Penn State University’s Board of Trustees will complete a training on the state’s open meetings law and disclose more information about its closed-door gatherings as part of a settlement with Spotlight PA.
The agreement, signed last week, ends a case the newsroom, in partnership with the Reporters Committee for Freedom of the Press, brought against the board in December 2023 for alleged violations of the Sunshine Act, the state law mandating transparency from governing bodies.
“The settlement ensures that one of Pennsylvania’s most influential institutions will conduct its business with the transparency that taxpayers, students, faculty, and staff deserve,” said Christopher Baxter, CEO and president of Spotlight PA. “The university’s most recent decision to close seven campuses — and the effect it will have on communities across the state — underscores the need for these important reforms.”
Neither Penn State nor board leadership responded to a request for comment for this story.
Spotlight PA has documented the board’s decadelong use of private meetings and practices that may have run afoul of the state’s transparency law, including that university leadership met privately with trustees to discuss Penn State’s multimillion-dollar budget deficit and to consider naming the football field after former coach Joe Paterno. Internal board communications, previously obtained by the newsroom, revealed that board leadership directed trustees to ask questions during a private session rather than at a public meeting, a request a media law attorney described as a “gigantic red flag.”
Penn State has already altered some of its practices to increase transparency. In October, a committee of top university officials held its first public meeting since 2011. Under the new settlement agreement, every meeting of the executive committee must be publicized on the board’s website, and the board must continue to publish the group’s meeting agendas.
Additionally, according to the settlement, the board will hold a Sunshine Act training for trustees and publicly report which members completed the session. The Pennsylvania Office of Open Records is scheduled to provide the training on Sept. 11, according to the agency’s calendar. Incoming trustees will be offered the training starting in 2026.
Liz Wagenseller, executive director of the Office of Open Records, said in a statement that the state’s open meetings law “plays a vital role in ensuring the public can see how tax dollars are spent and how government entities operate. The Office of Open Records values every invitation to assist agencies and others subject to the law in better understanding their obligations regarding public meetings. We look forward to working with the Penn State Board of Trustees to help uphold the transparency and accountability the Act is designed to promote.”
For years, the Penn State board has met behind closed doors with university officials in “conference,” a practice allowed under the law for “any training program or seminar, or any session arranged by State or Federal agencies for local agencies, organized and conducted for the sole purpose of providing information to agency members on matters directly related to their official responsibilities.” The public had limited insight into these gatherings.
Under the agreement, the board will disclose the person providing the training and the topic.
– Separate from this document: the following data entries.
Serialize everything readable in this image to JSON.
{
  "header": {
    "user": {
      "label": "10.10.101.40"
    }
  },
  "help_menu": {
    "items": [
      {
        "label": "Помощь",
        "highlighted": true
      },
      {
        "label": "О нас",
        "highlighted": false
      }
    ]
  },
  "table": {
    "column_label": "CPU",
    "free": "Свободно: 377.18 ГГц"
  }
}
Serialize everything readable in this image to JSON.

Similarly, when the trustees hold an executive session, the board will publicly say the reason why and cite the legal exemption that allows for the private meeting. The terms of the settlement will last for five years. Read the full agreement here.
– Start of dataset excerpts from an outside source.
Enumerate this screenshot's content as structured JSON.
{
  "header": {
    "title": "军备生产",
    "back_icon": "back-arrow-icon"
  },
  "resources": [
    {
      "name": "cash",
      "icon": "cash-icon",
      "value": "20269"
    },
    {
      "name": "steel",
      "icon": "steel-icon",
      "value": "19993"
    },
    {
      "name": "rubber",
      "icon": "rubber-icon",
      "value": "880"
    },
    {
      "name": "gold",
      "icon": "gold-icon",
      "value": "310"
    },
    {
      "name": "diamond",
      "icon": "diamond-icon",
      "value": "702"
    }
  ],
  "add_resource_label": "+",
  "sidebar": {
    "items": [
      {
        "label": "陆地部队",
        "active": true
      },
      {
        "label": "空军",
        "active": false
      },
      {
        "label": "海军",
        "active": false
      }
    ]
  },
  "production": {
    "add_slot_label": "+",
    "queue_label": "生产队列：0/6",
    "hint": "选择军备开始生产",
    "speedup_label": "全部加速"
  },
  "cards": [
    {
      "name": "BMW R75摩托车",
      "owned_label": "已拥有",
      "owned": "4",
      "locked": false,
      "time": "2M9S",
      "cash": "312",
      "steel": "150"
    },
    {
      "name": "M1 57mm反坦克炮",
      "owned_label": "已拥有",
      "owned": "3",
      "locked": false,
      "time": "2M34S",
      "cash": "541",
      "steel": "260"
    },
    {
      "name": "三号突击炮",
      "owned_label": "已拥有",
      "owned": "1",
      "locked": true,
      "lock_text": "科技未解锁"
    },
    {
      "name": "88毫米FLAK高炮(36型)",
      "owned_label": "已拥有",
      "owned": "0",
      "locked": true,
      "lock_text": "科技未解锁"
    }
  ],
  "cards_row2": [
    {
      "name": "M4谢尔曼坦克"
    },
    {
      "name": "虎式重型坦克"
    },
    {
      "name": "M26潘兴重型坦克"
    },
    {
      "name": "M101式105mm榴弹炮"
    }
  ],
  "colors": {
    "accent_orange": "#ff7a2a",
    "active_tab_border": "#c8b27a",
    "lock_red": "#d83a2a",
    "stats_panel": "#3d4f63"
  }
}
“This is such an important win for transparency in the Commonwealth,” said Paula Knudsen Burke, the Pennsylvania attorney for the Reporters Committee for Freedom of the Press who represented Spotlight PA in the case. “The university and its board of trustees are ultimately accountable to the people of Pennsylvania, and their business is the public’s business. This agreement, which explicitly includes Sunshine Act compliance training, sets a clear expectation that they can no longer hide behind closed doors and executive sessions.”
The settlement ends more than 18 months of legal arguments in local court.
In October 2023, Spotlight PA and the Reporters Committee for Freedom of the Press sent the board a letter requesting the trustees “immediately cease holding improper executive sessions and conferences, advertise and record meeting minutes for all public meetings, and halt the practice of deliberating in secret.”
The university’s vice president and general counsel, Tabitha Oman, responded that she was “confident that the Board has taken its official actions and conducted its deliberations in compliance” with the law.
During the board’s November 2023 meetings in University Park, Spotlight PA witnessed what it believed were potential violations of the open meetings law, prompting the lawsuit in Centre County Court of Common Pleas. After the board’s February and May 2024 meetings, the lawsuit was amended to include additional allegations. Throughout the legal process, Penn State argued its trustees followed the law.
“Penn State is a more transparent institution than it was a year and a half ago thanks to Spotlight PA and the Reporters Committee for Freedom of the Press,” said Sarah Rafacz, managing editor of Spotlight PA’s State College bureau. “With this agreement in place, we will see more public disclosures about the business of the trustees than ever before. Our push for transparency will also continue through our tenacious accountability reporting on the university.”
In September, Commonwealth Court will tentatively hear arguments in an ongoing case between Penn State and the state Department of Education against Spotlight PA to decide whether university documents the Office of Open Records previously deemed public should be turned over to the newsroom.